Printing `first` will yield the first item in the queue. 

In [28]:
print(first)

1


Now the queue only has 2 and 3 in it, as 1 has been retrieved and removed. 

When you are done processing the items in the queue you should run `queue.task_done()` 

`queue.join()` method blocks until all items have been processed in the queue which is similar to `thread.join()` which we used before and with which we blocked the main thread and forced it to wait until all the threads were finished. 

# Using Daemon processes 

Define the number of threads and create them with:

```python
q = Queue()
    num_threads  = 10 
 ```
and make it a daemon process with `thread.deamon = True`.
 
```python 
for i in range(num_threads):
    thread = Thread(target=worker, args=(q,))
    thread.start()
    thread.deamon = True
 ```

in a dummy function `worker` we will create an infinite loop with `while True:` and use `value = q.get()` to get the first item from the queue in a thread-safe  way. 

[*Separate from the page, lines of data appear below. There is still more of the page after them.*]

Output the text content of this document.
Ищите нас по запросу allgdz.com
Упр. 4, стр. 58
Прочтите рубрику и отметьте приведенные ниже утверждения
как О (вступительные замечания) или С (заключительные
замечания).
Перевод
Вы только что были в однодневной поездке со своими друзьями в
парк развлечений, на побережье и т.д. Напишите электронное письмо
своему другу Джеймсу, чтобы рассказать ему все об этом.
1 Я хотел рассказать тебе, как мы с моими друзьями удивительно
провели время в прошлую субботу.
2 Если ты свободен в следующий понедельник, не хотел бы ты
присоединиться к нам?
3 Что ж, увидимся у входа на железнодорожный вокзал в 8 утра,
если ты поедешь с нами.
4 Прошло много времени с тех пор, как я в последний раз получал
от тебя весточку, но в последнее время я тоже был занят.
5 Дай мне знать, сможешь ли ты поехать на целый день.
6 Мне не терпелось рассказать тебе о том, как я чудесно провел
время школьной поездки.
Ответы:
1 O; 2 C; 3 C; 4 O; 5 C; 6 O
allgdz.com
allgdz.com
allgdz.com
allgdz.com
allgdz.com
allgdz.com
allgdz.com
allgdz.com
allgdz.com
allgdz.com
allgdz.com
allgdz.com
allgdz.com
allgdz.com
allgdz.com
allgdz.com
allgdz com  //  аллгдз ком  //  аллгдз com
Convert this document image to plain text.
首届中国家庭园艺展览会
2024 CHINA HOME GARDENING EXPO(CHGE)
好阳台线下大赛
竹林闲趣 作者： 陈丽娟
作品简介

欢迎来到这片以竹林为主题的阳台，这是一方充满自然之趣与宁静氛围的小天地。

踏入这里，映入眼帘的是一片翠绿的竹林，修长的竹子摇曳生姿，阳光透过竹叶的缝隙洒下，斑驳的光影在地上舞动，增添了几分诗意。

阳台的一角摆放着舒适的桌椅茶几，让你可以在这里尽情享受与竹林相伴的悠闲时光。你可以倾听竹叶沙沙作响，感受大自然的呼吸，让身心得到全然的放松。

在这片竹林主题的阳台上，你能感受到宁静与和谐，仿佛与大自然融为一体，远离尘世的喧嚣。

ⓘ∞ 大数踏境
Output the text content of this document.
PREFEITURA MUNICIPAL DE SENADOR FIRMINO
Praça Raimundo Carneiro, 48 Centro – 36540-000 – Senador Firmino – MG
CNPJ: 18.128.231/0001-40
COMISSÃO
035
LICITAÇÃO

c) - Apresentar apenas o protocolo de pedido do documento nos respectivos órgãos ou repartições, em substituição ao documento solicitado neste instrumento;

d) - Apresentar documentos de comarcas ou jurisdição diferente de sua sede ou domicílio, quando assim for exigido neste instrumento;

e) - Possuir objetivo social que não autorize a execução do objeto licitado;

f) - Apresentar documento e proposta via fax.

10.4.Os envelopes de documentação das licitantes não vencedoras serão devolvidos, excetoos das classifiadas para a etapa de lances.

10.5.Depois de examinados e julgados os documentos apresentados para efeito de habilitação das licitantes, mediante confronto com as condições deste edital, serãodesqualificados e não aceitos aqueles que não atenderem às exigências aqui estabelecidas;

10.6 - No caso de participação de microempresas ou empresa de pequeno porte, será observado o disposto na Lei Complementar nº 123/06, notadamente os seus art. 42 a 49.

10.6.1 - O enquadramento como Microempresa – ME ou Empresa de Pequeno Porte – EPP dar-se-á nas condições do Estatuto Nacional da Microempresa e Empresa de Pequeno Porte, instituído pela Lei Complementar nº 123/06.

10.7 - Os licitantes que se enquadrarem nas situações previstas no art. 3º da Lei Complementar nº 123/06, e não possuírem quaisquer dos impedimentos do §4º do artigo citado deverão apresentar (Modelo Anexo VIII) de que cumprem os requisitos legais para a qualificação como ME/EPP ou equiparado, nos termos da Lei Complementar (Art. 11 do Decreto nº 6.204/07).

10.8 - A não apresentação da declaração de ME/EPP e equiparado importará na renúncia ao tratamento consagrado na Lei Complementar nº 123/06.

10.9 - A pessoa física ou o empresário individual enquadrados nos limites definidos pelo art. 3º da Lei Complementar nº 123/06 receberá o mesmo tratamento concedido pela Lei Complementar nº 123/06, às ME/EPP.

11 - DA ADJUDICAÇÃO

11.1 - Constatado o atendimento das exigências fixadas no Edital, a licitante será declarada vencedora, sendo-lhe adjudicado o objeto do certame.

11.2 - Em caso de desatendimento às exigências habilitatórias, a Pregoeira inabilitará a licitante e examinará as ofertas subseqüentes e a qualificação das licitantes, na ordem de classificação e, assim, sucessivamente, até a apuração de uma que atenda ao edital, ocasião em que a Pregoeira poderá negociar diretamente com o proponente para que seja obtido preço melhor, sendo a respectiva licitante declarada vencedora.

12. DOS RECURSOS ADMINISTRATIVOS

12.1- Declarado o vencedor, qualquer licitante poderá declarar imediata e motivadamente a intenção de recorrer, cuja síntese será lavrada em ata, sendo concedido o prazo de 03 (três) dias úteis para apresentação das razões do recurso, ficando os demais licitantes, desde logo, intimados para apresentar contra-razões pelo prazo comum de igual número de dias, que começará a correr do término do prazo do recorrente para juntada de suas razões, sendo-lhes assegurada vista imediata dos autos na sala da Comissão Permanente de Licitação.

We will also create 10 threads. Within `for i in range(num_threads):` we will use `q.put()` which is also thread-safe. No other thread can write at the same time until the queue position is finished. 

We will provide the function with the lock too, to prevent the possibility of confused threads. 

In [51]:
from threading import current_thread

def worker(q, lock):
    while True:
        value = q.get()
        
        #process q
        
        print(f'{current_thread().name} got value {value} \n')
        q.task_done()

if __name__ == '__main__':
    
    #create the queue
    q = Queue()
    
    #create the lock
    lock = Lock()
    
    num_threads  = 10 
        
    for i in range(num_threads):
        thread = Thread(target=worker, args=(q, lock))
        thread.start()
        thread.deamon = True

    for i in range(1, 11):
        q.put(i)

    q.join()
    
    print('End Main')

Thread-220 got value 1 
Thread-224 got value 5 
Thread-221 got value 2 
Thread-226 got value 8 
Thread-227 got value 7 

End Main



Thread-224 got value 6 

Thread-226 got value 9 

Thread-221 got value 3 

Thread-224 got value 10 


Thread-221 got value 4 



We can see that threads of different names are given the values. They are not sequential but all of the values from the queue get processed. 

### Why are we using a daemon thread?

From the [Python Documentation](https://docs.python.org/2/library/threading.html#thread-objects)
>  The significance of this flag is that the entire Python program exits when only daemon threads are left. The initial value is inherited from the creating thread.

By setting threads as daemon threads you can let them run and forget about them, and when your program quits and remaining daemon threads are killed automatically. Some threads that run background tasks are only useful when the main program is running so it's okay to kill them off once the other, main or non-daemon, threads have exited. By flagging them as `daemon=True` they are automatically killed when the main thread is exited.